How are dermatologists redefining atopic dermatitis care amid a wave of novel therapies and lingering immunologic mysteries? Lawrence Eichenfield, MD, professor of dermatology and pediatrics at the University of California San Diego and chief of pediatric dermatology at Rady Children's Hospital San Diego, breaks down strategies on monoclonal antibodies, Janus kinase (JAK) inhibitors, and topical nonsteroidal therapies.

This transcript was lightly edited; captions were auto-generated.

Transcript

With the rapid expansion of monoclonal antibodies, oral JAK inhibitors, and topical nonsteroidal therapies, how do you approach treatment selection in clinical practice?

In real life, I'm trying to assess the patient and family, if it's a kid, or even adults, and sort of what's been the historical journey, what's the life impact of the disease, and then what's been the experience with topicals? We have new nonsteroidal topicals. And for patients who aren't coming in with incredibly high body surface areas, [you can] just tell this is a systemic candidate, it's still highly appropriate. There are going to be patients who don't need systemics because of our newer nonsteroids being put in residence at care.

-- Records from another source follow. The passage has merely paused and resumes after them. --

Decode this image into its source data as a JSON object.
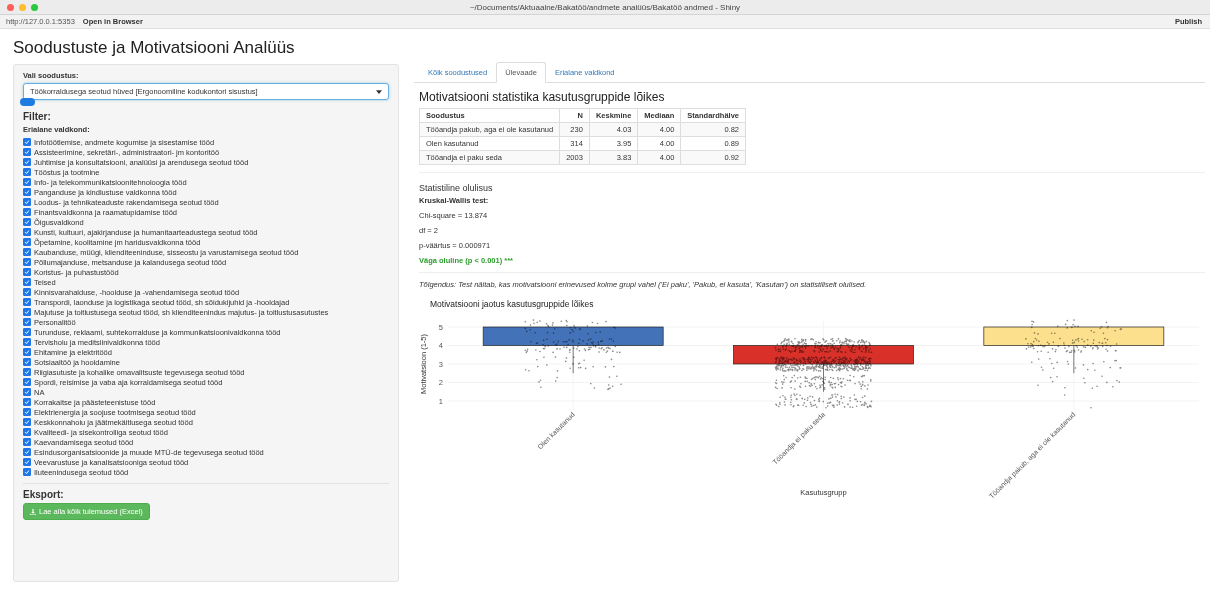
{
  "window": {
    "title": "~/Documents/Aktuaalne/Bakatöö/andmete analüüs/Bakatöö andmed - Shiny"
  },
  "toolbar": {
    "url": "http://127.0.0.1:5353",
    "open_button": "Open in Browser",
    "publish_button": "Publish"
  },
  "page_title": "Soodustuste ja Motivatsiooni Analüüs",
  "sidebar": {
    "select_label": "Vali soodustus:",
    "select_value": "Töökorraldusega seotud hüved [Ergonoomiline kodukontori sisustus]",
    "filter_heading": "Filter:",
    "group_label": "Erialane valdkond:",
    "options": [
      {
        "label": "Infotöötlemise, andmete kogumise ja sisestamise tööd",
        "checked": true
      },
      {
        "label": "Assisteerimine, sekretäri-, administraatori- jm kontoritöö",
        "checked": true
      },
      {
        "label": "Juhtimise ja konsultatsiooni, analüüsi ja arendusega seotud tööd",
        "checked": true
      },
      {
        "label": "Tööstus ja tootmine",
        "checked": true
      },
      {
        "label": "Info- ja telekommunikatsioonitehnoloogia tööd",
        "checked": true
      },
      {
        "label": "Panganduse ja kindlustuse valdkonna tööd",
        "checked": true
      },
      {
        "label": "Loodus- ja tehnikateaduste rakendamisega seotud tööd",
        "checked": true
      },
      {
        "label": "Finantsvaldkonna ja raamatupidamise tööd",
        "checked": true
      },
      {
        "label": "Õigusvaldkond",
        "checked": true
      },
      {
        "label": "Kunsti, kultuuri, ajakirjanduse ja humanitaarteadustega seotud tööd",
        "checked": true
      },
      {
        "label": "Õpetamine, koolitamine jm haridusvaldkonna tööd",
        "checked": true
      },
      {
        "label": "Kaubanduse, müügi, klienditeeninduse, sisseostu ja varustamisega seotud tööd",
        "checked": true
      },
      {
        "label": "Põllumajanduse, metsanduse ja kalandusega seotud tööd",
        "checked": true
      },
      {
        "label": "Koristus- ja puhastustööd",
        "checked": true
      },
      {
        "label": "Teised",
        "checked": true
      },
      {
        "label": "Kinnisvarahalduse, -hoolduse ja -vahendamisega seotud tööd",
        "checked": true
      },
      {
        "label": "Transpordi, laonduse ja logistikaga seotud tööd, sh sõidukijuhid ja -hooldajad",
        "checked": true
      },
      {
        "label": "Majutuse ja toitlustusega seotud tööd, sh klienditeenindus majutus- ja toitlustusasutustes",
        "checked": true
      },
      {
        "label": "Personalitöö",
        "checked": true
      },
      {
        "label": "Turunduse, reklaami, suhtekorralduse ja kommunikatsioonivaldkonna tööd",
        "checked": true
      },
      {
        "label": "Tervishoiu ja meditsiinivaldkonna tööd",
        "checked": true
      },
      {
        "label": "Ehitamine ja elektritööd",
        "checked": true
      },
      {
        "label": "Sotsiaaltöö ja hooldamine",
        "checked": true
      },
      {
        "label": "Riigiasutuste ja kohalike omavalitsuste tegevusega seotud tööd",
        "checked": true
      },
      {
        "label": "Spordi, reisimise ja vaba aja korraldamisega seotud tööd",
        "checked": true
      },
      {
        "label": "NA",
        "checked": true
      },
      {
        "label": "Korrakaitse ja päästeteenistuse tööd",
        "checked": true
      },
      {
        "label": "Elektrienergia ja soojuse tootmisega seotud tööd",
        "checked": true
      },
      {
        "label": "Keskkonnahoiu ja jäätmekäitlusega seotud tööd",
        "checked": true
      },
      {
        "label": "Kvaliteedi- ja sisekontrolliga seotud tööd",
        "checked": true
      },
      {
        "label": "Kaevandamisega seotud tööd",
        "checked": true
      },
      {
        "label": "Esindusorganisatsioonide ja muude MTÜ-de tegevusega seotud tööd",
        "checked": true
      },
      {
        "label": "Veevarustuse ja kanalisatsiooniga seotud tööd",
        "checked": true
      },
      {
        "label": "Iluteenindusega seotud tööd",
        "checked": true
      }
    ],
    "export_heading": "Eksport:",
    "download_button": "Lae alla kõik tulemused (Excel)"
  },
  "tabs": [
    {
      "label": "Kõik soodustused",
      "selected": false
    },
    {
      "label": "Ülevaade",
      "selected": true
    },
    {
      "label": "Erialane valdkond",
      "selected": false
    }
  ],
  "stats_title": "Motivatsiooni statistika kasutusgruppide lõikes",
  "table": {
    "columns": [
      "Soodustus",
      "N",
      "Keskmine",
      "Mediaan",
      "Standardhälve"
    ],
    "rows": [
      [
        "Tööandja pakub, aga ei ole kasutanud",
        "230",
        "4.03",
        "4.00",
        "0.82"
      ],
      [
        "Olen kasutanud",
        "314",
        "3.95",
        "4.00",
        "0.89"
      ],
      [
        "Tööandja ei paku seda",
        "2003",
        "3.83",
        "4.00",
        "0.92"
      ]
    ]
  },
  "significance": {
    "heading": "Statistiline olulisus",
    "test": "Kruskal-Wallis test:",
    "lines": [
      "Chi-square = 13.874",
      "df = 2",
      "p-väärtus = 0.000971"
    ],
    "verdict": "Väga oluline (p < 0.001) ***"
  },
  "interpretation": "Tõlgendus: Test näitab, kas motivatsiooni erinevused kolme grupi vahel ('Ei paku', 'Pakub, ei kasuta', 'Kasutan') on statistiliselt olulised.",
  "plot": {
    "title": "Motivatsiooni jaotus kasutusgruppide lõikes",
    "xlabel": "Kasutusgrupp",
    "ylabel": "Motivatsioon (1-5)",
    "yticks": [
      "5",
      "4",
      "3",
      "2",
      "1"
    ],
    "groups": [
      {
        "label": "Olen kasutanud",
        "color": "#4472b8"
      },
      {
        "label": "Tööandja ei paku seda",
        "color": "#d9302a"
      },
      {
        "label": "Tööandja pakub, aga ei ole kasutanud",
        "color": "#fde08d"
      }
    ]
  }
}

Then we have now a panoply, so to speak, of systemic options, other than under [age] 12 for severe atopic dermatitis. I think moving to that quickly when families understand the risk-benefit and the relative safety of our products over 12, there's also a question of speed of response and the degree of response. And a lot of patients, were sort of patients who've been on systemics and come back, decide, “Are we in good enough shape that we want to stay, or [do] we want to try to change our systemic either to another biologic or to move to oral JAK?” Those are really active in space.

The punch line is long-term disease control. My spiel to my families is that I want minimal rash, minimal itch, [and] minimal sleep disturbance; they sort of get that. And then we figure out, is that topicals alone? Is that systemic alone? Is that systemic with topical tune-ups? All of those have active patients on regimens like that, but successfully.

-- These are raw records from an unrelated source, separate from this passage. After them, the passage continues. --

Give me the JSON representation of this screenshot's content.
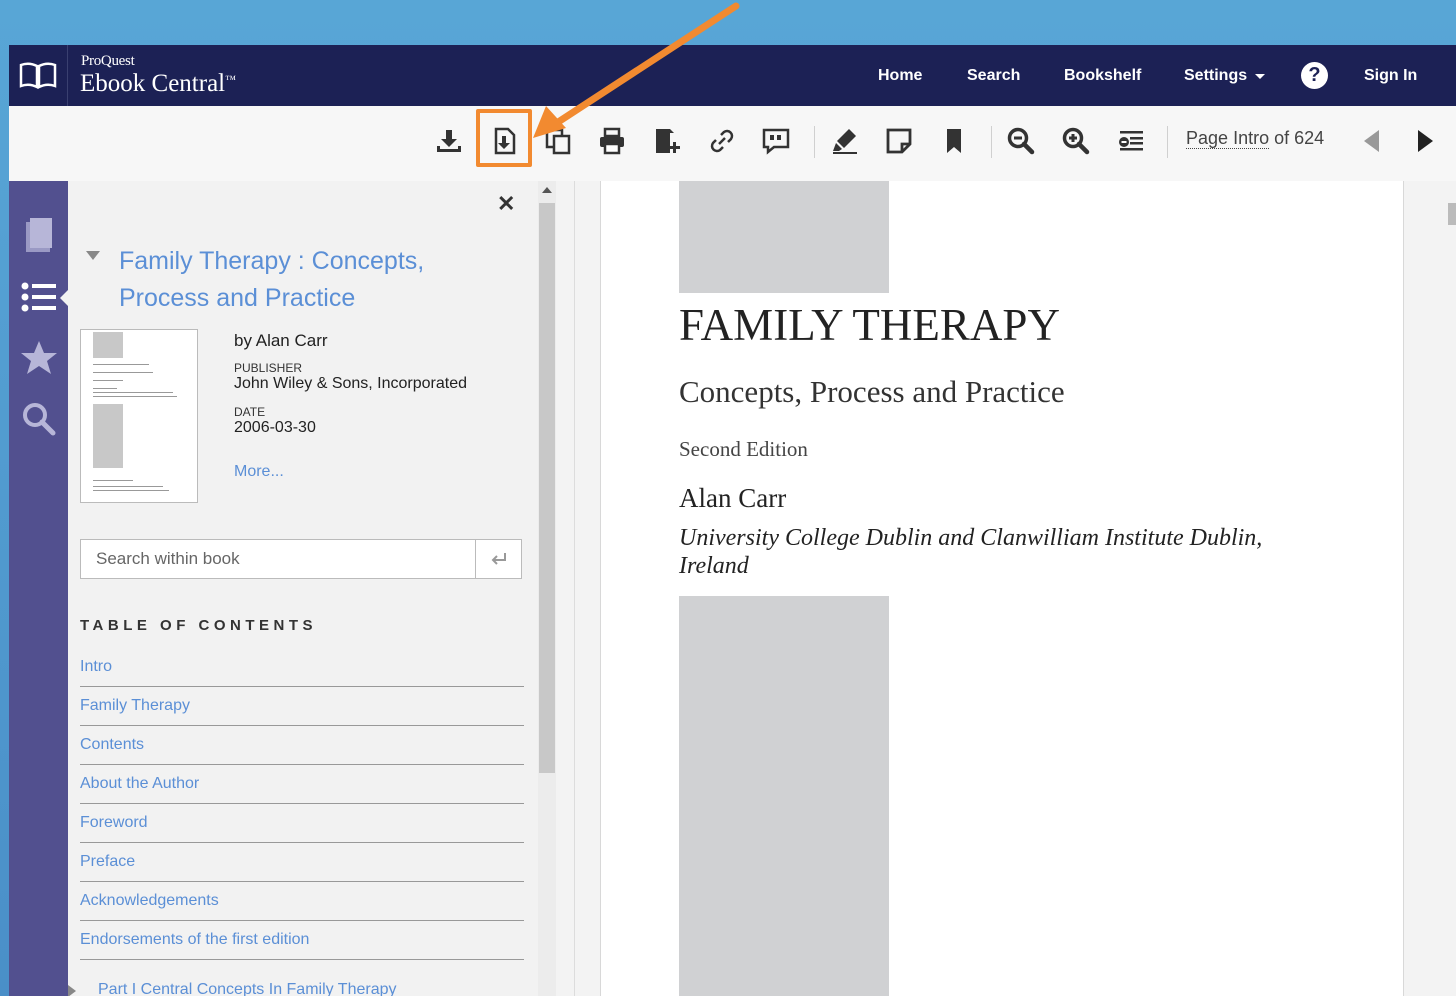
{
  "header": {
    "logo_small": "ProQuest",
    "logo_big": "Ebook Central",
    "logo_tm": "™",
    "nav": [
      "Home",
      "Search",
      "Bookshelf",
      "Settings"
    ],
    "help": "?",
    "sign_in": "Sign In"
  },
  "toolbar": {
    "icons": [
      "download-icon",
      "download-pdf-chapter-icon",
      "copy-icon",
      "print-icon",
      "add-to-bookshelf-icon",
      "link-icon",
      "cite-icon",
      "highlight-icon",
      "note-icon",
      "bookmark-icon",
      "zoom-out-icon",
      "zoom-in-icon",
      "fit-page-icon"
    ],
    "page_prefix": "Page",
    "page_value": "Intro",
    "page_of": "of 624"
  },
  "accent": {
    "brand": "#1c2155",
    "rail": "#52508f",
    "link": "#5b8fd6",
    "callout": "#f28a30"
  },
  "sidebar": {
    "rail_icons": [
      "book-icon",
      "list-icon",
      "star-icon",
      "search-icon"
    ],
    "book_title": "Family Therapy : Concepts, Process and Practice",
    "author": "by Alan Carr",
    "publisher_label": "PUBLISHER",
    "publisher": "John Wiley & Sons, Incorporated",
    "date_label": "DATE",
    "date": "2006-03-30",
    "more": "More...",
    "search_placeholder": "Search within book",
    "toc_heading": "TABLE OF CONTENTS",
    "toc": [
      "Intro",
      "Family Therapy",
      "Contents",
      "About the Author",
      "Foreword",
      "Preface",
      "Acknowledgements",
      "Endorsements of the first edition"
    ],
    "toc_part": "Part I Central Concepts In Family Therapy"
  },
  "page": {
    "title": "FAMILY THERAPY",
    "subtitle": "Concepts, Process and Practice",
    "edition": "Second Edition",
    "author": "Alan Carr",
    "affiliation": "University College Dublin and Clanwilliam Institute Dublin, Ireland"
  }
}
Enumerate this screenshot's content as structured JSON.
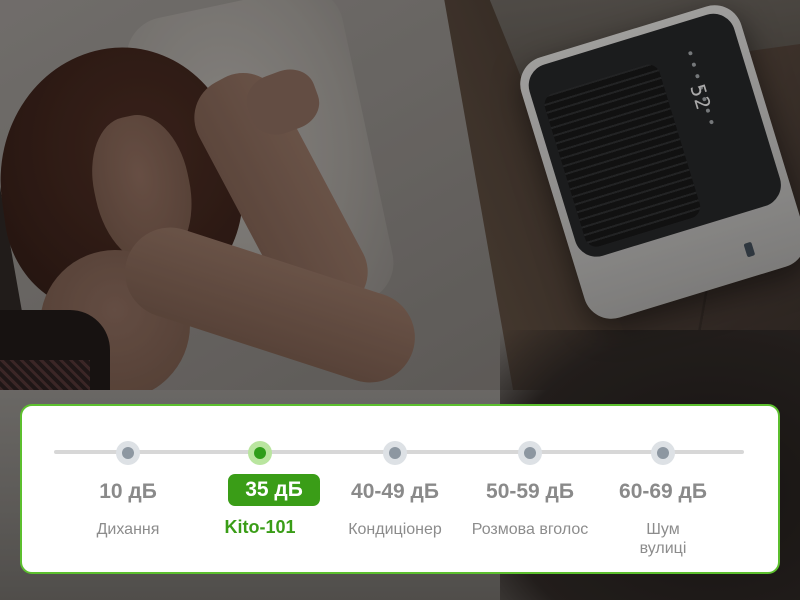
{
  "device": {
    "display_value": "52"
  },
  "noise_scale": {
    "stops": [
      {
        "level": "10 дБ",
        "description": "Дихання",
        "active": false
      },
      {
        "level": "35 дБ",
        "description": "Kito-101",
        "active": true
      },
      {
        "level": "40-49 дБ",
        "description": "Кондиціонер",
        "active": false
      },
      {
        "level": "50-59 дБ",
        "description": "Розмова вголос",
        "active": false
      },
      {
        "level": "60-69 дБ",
        "description": "Шум вулиці",
        "active": false
      }
    ],
    "colors": {
      "accent": "#3a9d17",
      "border": "#5cbf2e",
      "inactive_text": "#8a8a8a",
      "inactive_dot": "#8d97a1",
      "track": "#d7d7d7"
    }
  }
}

As our understanding of the pathogenesis of atopic dermatitis and pruritus continues to evolve, which emerging mechanisms or pipeline therapies do you believe will most meaningfully change how we manage patients in the next few years?

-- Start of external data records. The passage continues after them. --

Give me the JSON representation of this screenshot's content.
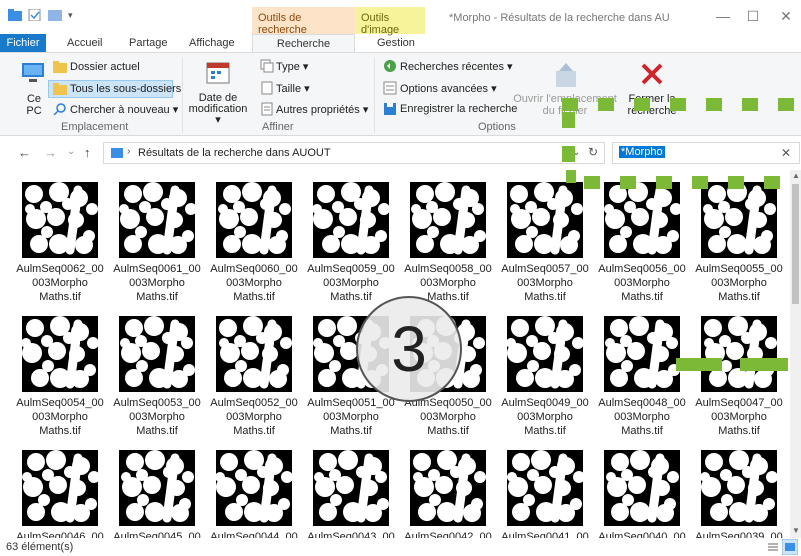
{
  "titlebar": {
    "ctx_search": "Outils de recherche",
    "ctx_image": "Outils d'image",
    "title": "*Morpho - Résultats de la recherche dans AU",
    "minimize": "—",
    "maximize": "☐",
    "close": "✕"
  },
  "tabs": {
    "file": "Fichier",
    "home": "Accueil",
    "share": "Partage",
    "view": "Affichage",
    "search": "Recherche",
    "manage": "Gestion",
    "help": "?"
  },
  "ribbon": {
    "location": {
      "pc": "Ce PC",
      "current_folder": "Dossier actuel",
      "all_subfolders": "Tous les sous-dossiers",
      "search_again": "Chercher à nouveau ▾",
      "label": "Emplacement"
    },
    "refine": {
      "date": "Date de modification ▾",
      "type": "Type ▾",
      "size": "Taille ▾",
      "other": "Autres propriétés ▾",
      "label": "Affiner"
    },
    "options": {
      "recent": "Recherches récentes ▾",
      "advanced": "Options avancées ▾",
      "save": "Enregistrer la recherche",
      "open_location": "Ouvrir l'emplacement du fichier",
      "close_search": "Fermer la recherche",
      "label": "Options"
    }
  },
  "address": {
    "back": "←",
    "forward": "→",
    "recent": "⌄",
    "up": "↑",
    "path": "Résultats de la recherche dans AUOUT",
    "refresh": "↻",
    "search_value": "*Morpho",
    "search_clear": "✕"
  },
  "files": [
    {
      "line1": "AulmSeq0062_00",
      "line2": "003Morpho",
      "line3": "Maths.tif"
    },
    {
      "line1": "AulmSeq0061_00",
      "line2": "003Morpho",
      "line3": "Maths.tif"
    },
    {
      "line1": "AulmSeq0060_00",
      "line2": "003Morpho",
      "line3": "Maths.tif"
    },
    {
      "line1": "AulmSeq0059_00",
      "line2": "003Morpho",
      "line3": "Maths.tif"
    },
    {
      "line1": "AulmSeq0058_00",
      "line2": "003Morpho",
      "line3": "Maths.tif"
    },
    {
      "line1": "AulmSeq0057_00",
      "line2": "003Morpho",
      "line3": "Maths.tif"
    },
    {
      "line1": "AulmSeq0056_00",
      "line2": "003Morpho",
      "line3": "Maths.tif"
    },
    {
      "line1": "AulmSeq0055_00",
      "line2": "003Morpho",
      "line3": "Maths.tif"
    },
    {
      "line1": "AulmSeq0054_00",
      "line2": "003Morpho",
      "line3": "Maths.tif"
    },
    {
      "line1": "AulmSeq0053_00",
      "line2": "003Morpho",
      "line3": "Maths.tif"
    },
    {
      "line1": "AulmSeq0052_00",
      "line2": "003Morpho",
      "line3": "Maths.tif"
    },
    {
      "line1": "AulmSeq0051_00",
      "line2": "003Morpho",
      "line3": "Maths.tif"
    },
    {
      "line1": "AulmSeq0050_00",
      "line2": "003Morpho",
      "line3": "Maths.tif"
    },
    {
      "line1": "AulmSeq0049_00",
      "line2": "003Morpho",
      "line3": "Maths.tif"
    },
    {
      "line1": "AulmSeq0048_00",
      "line2": "003Morpho",
      "line3": "Maths.tif"
    },
    {
      "line1": "AulmSeq0047_00",
      "line2": "003Morpho",
      "line3": "Maths.tif"
    },
    {
      "line1": "AulmSeq0046_00",
      "line2": "",
      "line3": ""
    },
    {
      "line1": "AulmSeq0045_00",
      "line2": "",
      "line3": ""
    },
    {
      "line1": "AulmSeq0044_00",
      "line2": "",
      "line3": ""
    },
    {
      "line1": "AulmSeq0043_00",
      "line2": "",
      "line3": ""
    },
    {
      "line1": "AulmSeq0042_00",
      "line2": "",
      "line3": ""
    },
    {
      "line1": "AulmSeq0041_00",
      "line2": "",
      "line3": ""
    },
    {
      "line1": "AulmSeq0040_00",
      "line2": "",
      "line3": ""
    },
    {
      "line1": "AulmSeq0039_00",
      "line2": "",
      "line3": ""
    }
  ],
  "status": {
    "count": "63 élément(s)"
  },
  "overlay": {
    "step_number": "3",
    "accent_color": "#7cb937"
  }
}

I will say that it's really interesting with atopic dermatitis. We have our experience with our biologics, and then experience with our JAK inhibitors, and then newer biologics, and then the pipeline coming in. To me, I'm driven by what’s the core clinical response to patients, but it's really interesting to think about what’s happening immunologically. If I put a patient on dupilumab, for instance, for 3 years and take them off, and they end up having just 1% to 3% body surface area managed with a topical, there seems to have been some immunologic reboot. And is that going to be different with an IL-[interleukin] 4/13 as compared to an IL-13 blocker or an IL-31 blocker. It's too early, really, to see that

There's differences in IgE [immunoglobulin E] responses. If I look at EASI [Eczema Area and Severity Index] scores in a patient on a JAK, it could have some of the best EASI score changes. But the IgE doesn't go down with a JAK inhibitor; it goes down with dupilumab. Does that matter in the overall course of the disease over time? For OX40 and OX40 ligand, we consider a sort of upstream; it may sort of block more of T-cell expansion. Is that good or bad in different populations, including teens or kids as compared to adults? We don't know that. These [are] core immunologic questions, and while that's intriguing, the translation of how it may impact the life experience of eczema over time, with and without therapy, [and] how it impacts how long therapy will be, those are still totally open questions.